Members of the community who knew Ilya gathered on campus this week to reflect on the one year anniversary since his death. As I listened to people share their stories and how they are coping one year later, I was struck by the same thought as I was a year ago: One life, one relatively young life, was able to bring together such disparate sectors of the broader community into conversation with each other. I thought of this a year ago when I flew with his Harvard tai-chi instructor to his funeral. I thought of this when I heard his friends from his diverse high school in Chicago reflect on how he impacted them. I thought of this when friends from college discussed their interactions with him from house life; from Hillel; from trips to Colombia and to Israel and from his work with various Asian societies on campus.
Ilya, through his friendships, his life and his deeds, wove threads linking people and magnified life for all who knew him. Students, reflecting on how Ilya impacted their life, commented that because of him they now have come to appreciate how beautiful a tree in fall is or how serene an afternoon in Harvard Yard could be. They have come to see life can mean more than performing well, it can be just as much about living well.
The lessons imparted to us by Ilya are shared by the single most defining ritual of the Jewish year of mourning, the Kaddish. The prayer traditionally recited daily by mourners has very little to do with mourning and with death. Rather, its central themes rest on the world that ought to be, glorifying God and optimism for the world and its inhabitants:
May the great name of God be exalted and sanctified throughout the world… May His kingship be established in your lifetime and in the lifetime of all of Israel… May there be abundant peace from Heaven and a good life upon us and all of Israel…
Kaddish is a daily reminder that the deceased lives on, in a sense, through the ways in which his or her striving for a more holy, more peaceful and more abundant life become a part of our ways and our lives. Death is an end, sometimes abruptly so, to the potential of one life, yet our ability to magnify that life and be magnified by it, can be tremendously realized through finding times to reflect and come together to remember.

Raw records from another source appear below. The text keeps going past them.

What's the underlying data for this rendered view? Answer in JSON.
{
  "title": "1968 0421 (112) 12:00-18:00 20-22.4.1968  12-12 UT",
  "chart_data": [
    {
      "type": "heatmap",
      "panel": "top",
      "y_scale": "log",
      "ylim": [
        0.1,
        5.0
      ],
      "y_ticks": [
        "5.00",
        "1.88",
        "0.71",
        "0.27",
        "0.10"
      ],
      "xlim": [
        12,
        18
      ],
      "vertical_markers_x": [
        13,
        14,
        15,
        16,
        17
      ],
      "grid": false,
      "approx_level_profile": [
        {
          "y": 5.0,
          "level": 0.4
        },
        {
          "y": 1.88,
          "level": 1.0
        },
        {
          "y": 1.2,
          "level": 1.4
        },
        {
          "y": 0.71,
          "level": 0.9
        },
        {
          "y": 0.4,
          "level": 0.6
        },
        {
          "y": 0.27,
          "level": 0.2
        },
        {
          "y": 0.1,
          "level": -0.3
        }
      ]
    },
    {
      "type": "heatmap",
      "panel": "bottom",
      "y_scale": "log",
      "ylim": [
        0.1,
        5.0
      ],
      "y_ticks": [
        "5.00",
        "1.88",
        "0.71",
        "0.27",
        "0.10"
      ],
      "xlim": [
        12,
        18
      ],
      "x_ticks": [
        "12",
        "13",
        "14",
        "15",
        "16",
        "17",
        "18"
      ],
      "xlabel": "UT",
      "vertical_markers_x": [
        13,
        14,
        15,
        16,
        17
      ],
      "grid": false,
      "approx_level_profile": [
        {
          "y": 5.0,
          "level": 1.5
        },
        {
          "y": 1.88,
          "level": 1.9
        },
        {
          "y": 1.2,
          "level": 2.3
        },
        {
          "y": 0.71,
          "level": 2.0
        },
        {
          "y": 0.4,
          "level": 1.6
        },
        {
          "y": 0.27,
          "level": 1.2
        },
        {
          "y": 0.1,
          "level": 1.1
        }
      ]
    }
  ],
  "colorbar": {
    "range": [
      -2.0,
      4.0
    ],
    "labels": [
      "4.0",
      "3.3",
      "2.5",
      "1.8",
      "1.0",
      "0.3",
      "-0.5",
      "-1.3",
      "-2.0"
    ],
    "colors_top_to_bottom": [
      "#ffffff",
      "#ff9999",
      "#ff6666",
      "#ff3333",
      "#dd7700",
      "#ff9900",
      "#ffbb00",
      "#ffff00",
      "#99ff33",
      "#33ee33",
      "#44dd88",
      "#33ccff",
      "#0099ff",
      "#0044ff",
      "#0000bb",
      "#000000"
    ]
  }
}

And so as I left the space this week where fellow students, friends, teachers and mentors of Ilya gathered to reflect on one year since his loss, I felt a deep pain and sadness. I remember his warm presence at our Shabbat table. I remember his excitement about seeing the world and I remember the intense pain and mourning of his parents, his friends and the entire Harvard community. However, I also left that space feeling inspired and uplifted by hearing the ways in which Ilya’s life left a mark and forever changed the lives of so many others; how his ability to bring unique parts of society together in harmony has become stamped on the hearts and minds of so many others who knew him.
May the memory of Ilya Chalik z”l and all that he strove for, all that he believed in continue to inspire all who knew him and who have come to know him through hearing the stories of his life, to magnify the connections between people and the beauty of life. May we continue to work towards a day of abundant peace for us and for all people as Ilya worked so hard for in his short life.